A apuração do MP-RJ indica que Queiroz seria o operador do esquema de rachadinha no gabinete de Flávio Bolsonaro e aponta que ele teria feito até 2018 diversos pagamentos em dinheiro vivo de contas do então deputado estadual, como boletos de plano de saúde da família e mensalidades escolares de suas duas filhas. Em entrevista ao jornal O Globo publicada na semana passada (05/08), Flávio reconheceu pela primeira vez que Queiroz pagava contas suas, mas negou ilegalidades.
“Pode ser que, por ventura eu tenha mandado, sim, o Queiroz pagar uma conta minha. Eu pego dinheiro meu, dou para ele, ele vai ao banco e paga para mim. Querer vincular isso a alguma espécie de esquema que eu tenha com o Queiroz é como criminalizar qualquer secretário que vá pagar a conta de um patrão no banco. Não posso mandar ninguém pagar uma conta para mim no banco?”, justificou o senador.
Outro desdobramento recente da investigação envolve a franquia de loja de chocolates Kopenhagen da qual Flávio é sócio em um shopping do Rio de Janeiro. Segundo o Ministério Público, a empresa serve para lavar o dinheiro que Flávio Bolsonaro recebia do esquema de rachadinha, algo que o parlamentar nega.
Reportagem do Jornal Nacional, da TV Globo, teve acesso ao depoimento do empresário que vendeu a loja para o então deputado estadual e um sócio do político. Essa testemunha, que depois desistiu de seguir com a denúncia por ter sido ameaçado, afirmou a investigadores que a franquia fraudava notas fiscais ao vender produtos com desconto, mas registrando valores cheios. A Kopenhagen confirmou a denúncia e afirmou que os franqueados foram punidos.

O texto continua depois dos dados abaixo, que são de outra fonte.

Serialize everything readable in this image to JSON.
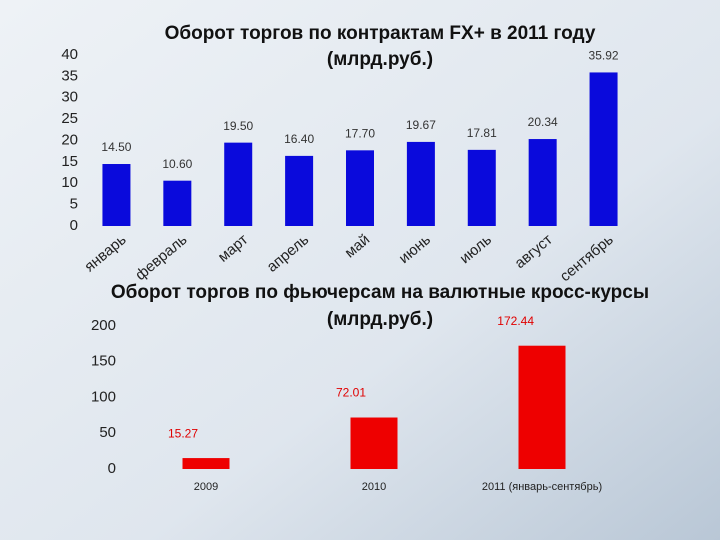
{
  "chart_data": [
    {
      "type": "bar",
      "title": "Оборот торгов по контрактам FX+ в 2011 году",
      "subtitle": "(млрд.руб.)",
      "categories": [
        "январь",
        "февраль",
        "март",
        "апрель",
        "май",
        "июнь",
        "июль",
        "август",
        "сентябрь"
      ],
      "values": [
        14.5,
        10.6,
        19.5,
        16.4,
        17.7,
        19.67,
        17.81,
        20.34,
        35.92
      ],
      "value_labels": [
        "14.50",
        "10.60",
        "19.50",
        "16.40",
        "17.70",
        "19.67",
        "17.81",
        "20.34",
        "35.92"
      ],
      "color": "#0a0adc",
      "ylim": [
        0,
        40
      ],
      "yticks": [
        0,
        5,
        10,
        15,
        20,
        25,
        30,
        35,
        40
      ]
    },
    {
      "type": "bar",
      "title": "Оборот торгов по фьючерсам  на валютные кросс-курсы",
      "subtitle": "(млрд.руб.)",
      "categories": [
        "2009",
        "2010",
        "2011 (январь-сентябрь)"
      ],
      "values": [
        15.27,
        72.01,
        172.44
      ],
      "color": "#ee0000",
      "ylim": [
        0,
        200
      ],
      "yticks": [
        0,
        50,
        100,
        150,
        200
      ]
    }
  ]
}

Flávio e seu sócio não comentaram a acusação.
Ao término da investigação, Queiroz e Flávio podem vir a ser denunciados pelos crimes de peculato (desvio de recurso público), lavagem de dinheiro e organização criminosa. No momento, porém, o caso está em suspenso à espera de uma definição do Supremo Tribunal Federal STF sobre se Flávio tem ou não direito a foro privilegiado.
Inicialmente, a investigação contra o hoje senador correu na primeira instância da Justiça do Rio, já que o STF decidiu em 2018 restringir o foro privilegiado aos casos de crimes relacionados com o exercício do atual mandato político da pessoa investigada. Apesar disso, o Tribunal de Justiça do Rio de Janeiro (TJ-RJ) decidiu em junho que o hoje senador teria direito nesta investigação ao foro de deputado estadual, levando o caso para a segunda instância judicial.
O Ministério Público, então, recorreu da decisão do TJ-RJ ao STF e o caso está sob relatoria do ministro Gilmar Mendes. Ele aguarda a manifestação da PGR sobre o recurso para pautar seu julgamento na Segunda Turma do Supremo. Decisões anteriores do STF sobre foro privilegiado indicam que a Corte deve derrubar a decisão do TJ-RJ e retornar o caso para a primeira instância, abrindo caminho para uma denúncia do MP contra Queiroz e Flávio Bolsonaro.